When it comes to a disaster like Katrina or 9/11, it's often better to question authorities especially when your gut tells you to.
The release of the tapes of 911 calls from September 11 is heart-breaking because
No more than 2 of the 130 callers were told to leave, the tapes reveal, even though unequivocal orders to evacuate the trade center had been given by fire chiefs and police commanders moments after the first plane struck.

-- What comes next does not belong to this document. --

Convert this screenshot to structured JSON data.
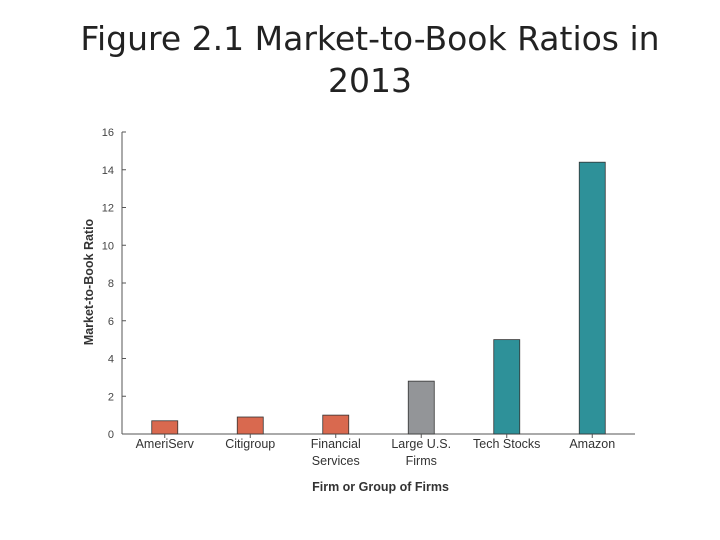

The city had no procedure for field commanders to share information with the 911 system, a flaw identified by the 9/11 Commission that city officials say has since been fixed.
I wrote in Good Sense and Preparation that
You have to depend on your own good sense and preparation to survive if something terrible happens, a terrorist attack, a fire, or in what seems increasingly likely next year or the next two or three, a pandemic of avian flu.
You have to depend on your own good sense and preparation to survive because the federal government, state and local governments are not prepared as they should be and never will be.
This used to be commonly accepted.
Civil engineers who studied the collapse of the World Trade Center towers said some 2500 people saved their lives because they disobeyed authorities who told them to stay put and instead engaged in "reasoned flight". They didn't flee in a panic but stopped to help the injured and assist the disabled. They knew more than the authorities because they had better access to what was happening than the authorities did.